A jaded character in this touching and well-acted film notes that the world is comprised of three types of persons — losers, suckers, and whores. Roary, who has survived a suicide attempt (he jumped off the tenth floor of a building) believes that the value of friendship and the rewards of community more than compensate for the negative sides of human nature.

This young man finds a new lease on life at Max's, an Oakland bar frequented by other disabled persons. They include Jerry the bartender who has a bum leg, Stinky who is blind, Blue Lewis who is paralyzed from the waist down, and Wings who has no hands. The latter three use humor as a way of transcending their physical impairments. Jerry and Roary become best friends. They are mutually buoyed up when a pro basketball player loans Jerry the money for an operation to fix his leg. Once healed, Jerry becomes a basketball star fulfilling a lifelong dream. But in the process, he deserts his old friends by acting as if they never existed.

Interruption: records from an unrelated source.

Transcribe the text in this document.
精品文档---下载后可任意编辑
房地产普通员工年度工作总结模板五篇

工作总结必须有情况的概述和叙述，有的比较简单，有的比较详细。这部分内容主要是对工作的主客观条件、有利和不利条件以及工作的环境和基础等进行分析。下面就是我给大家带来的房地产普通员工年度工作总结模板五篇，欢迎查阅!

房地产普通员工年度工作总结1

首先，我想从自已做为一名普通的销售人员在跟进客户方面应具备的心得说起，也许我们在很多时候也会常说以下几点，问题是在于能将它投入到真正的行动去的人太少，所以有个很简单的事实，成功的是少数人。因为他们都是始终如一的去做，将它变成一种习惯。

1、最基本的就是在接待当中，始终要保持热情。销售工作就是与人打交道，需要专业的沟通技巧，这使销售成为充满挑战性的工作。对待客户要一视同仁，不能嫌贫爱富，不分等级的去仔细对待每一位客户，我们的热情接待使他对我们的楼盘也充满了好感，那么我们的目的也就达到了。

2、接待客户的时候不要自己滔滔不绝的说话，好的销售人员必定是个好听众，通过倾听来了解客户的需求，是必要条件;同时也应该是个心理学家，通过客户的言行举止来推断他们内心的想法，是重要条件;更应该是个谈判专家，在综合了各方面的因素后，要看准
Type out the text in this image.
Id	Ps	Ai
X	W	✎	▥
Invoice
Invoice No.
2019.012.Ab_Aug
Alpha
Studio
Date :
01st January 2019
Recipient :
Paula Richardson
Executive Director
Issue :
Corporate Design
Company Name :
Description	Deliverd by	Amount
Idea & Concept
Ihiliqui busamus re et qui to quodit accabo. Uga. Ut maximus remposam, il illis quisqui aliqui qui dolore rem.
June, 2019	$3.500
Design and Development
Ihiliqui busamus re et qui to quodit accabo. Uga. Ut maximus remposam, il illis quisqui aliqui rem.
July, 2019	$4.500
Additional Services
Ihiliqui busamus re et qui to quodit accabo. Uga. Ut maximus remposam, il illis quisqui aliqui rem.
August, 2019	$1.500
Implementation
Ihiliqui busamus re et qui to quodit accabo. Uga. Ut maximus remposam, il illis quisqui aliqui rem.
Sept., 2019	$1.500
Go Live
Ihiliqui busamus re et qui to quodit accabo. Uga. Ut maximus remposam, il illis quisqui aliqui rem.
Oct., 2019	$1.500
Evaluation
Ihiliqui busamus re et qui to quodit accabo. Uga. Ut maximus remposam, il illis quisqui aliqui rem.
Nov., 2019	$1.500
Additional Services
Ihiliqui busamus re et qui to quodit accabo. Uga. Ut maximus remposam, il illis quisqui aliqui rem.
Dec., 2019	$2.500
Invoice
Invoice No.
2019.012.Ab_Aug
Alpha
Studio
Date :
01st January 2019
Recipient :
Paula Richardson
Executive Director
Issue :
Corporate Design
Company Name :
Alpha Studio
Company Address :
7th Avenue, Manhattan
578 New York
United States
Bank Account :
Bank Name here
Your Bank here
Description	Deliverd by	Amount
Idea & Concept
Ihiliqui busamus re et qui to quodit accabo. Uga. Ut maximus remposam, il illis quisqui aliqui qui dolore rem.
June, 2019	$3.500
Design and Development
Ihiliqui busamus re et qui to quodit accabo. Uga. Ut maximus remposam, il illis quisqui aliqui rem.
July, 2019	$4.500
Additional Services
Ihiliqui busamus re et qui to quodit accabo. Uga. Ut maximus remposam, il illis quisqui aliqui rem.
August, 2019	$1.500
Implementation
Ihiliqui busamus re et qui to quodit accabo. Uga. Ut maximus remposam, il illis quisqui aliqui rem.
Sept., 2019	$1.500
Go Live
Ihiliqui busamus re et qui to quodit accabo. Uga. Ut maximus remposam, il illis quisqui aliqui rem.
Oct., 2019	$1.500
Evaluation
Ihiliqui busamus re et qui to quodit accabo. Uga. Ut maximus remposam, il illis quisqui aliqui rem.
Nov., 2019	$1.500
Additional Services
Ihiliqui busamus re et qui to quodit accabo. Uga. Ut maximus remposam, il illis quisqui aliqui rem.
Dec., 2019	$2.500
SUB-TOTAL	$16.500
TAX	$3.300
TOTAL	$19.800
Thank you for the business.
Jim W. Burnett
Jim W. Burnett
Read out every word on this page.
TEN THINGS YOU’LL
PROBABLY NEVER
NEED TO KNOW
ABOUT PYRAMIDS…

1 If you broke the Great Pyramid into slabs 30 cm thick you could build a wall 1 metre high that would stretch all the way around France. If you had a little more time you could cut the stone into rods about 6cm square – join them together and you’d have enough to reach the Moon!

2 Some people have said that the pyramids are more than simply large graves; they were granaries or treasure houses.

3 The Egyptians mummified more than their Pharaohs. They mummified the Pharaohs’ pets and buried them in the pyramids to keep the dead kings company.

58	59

Richard Donner has drawn out very affecting performances from John Savage as Roary, a sad person who turns his wrecked world around; David Morse as the self-centered Jerry; Diana Scarvid as Roary's girlfriend who overcomes her inner fears about loving him; and Bill Henderson, Bert Remsen, and Harold Russell who prove that you've got to have miles of heart to survive the pain and isolation of living with a disability.

Inside Moves is 1980's Rocky, a film that celebrates human solidarity and the true meaning of friendship. Valerie Curtin and Barry Levinson's screenplay sometimes seems a bit too tidy, given the messy ethical issues it covers. Nonetheless, the story manages to convince us that even so-called losers can be winners in the things that matter most.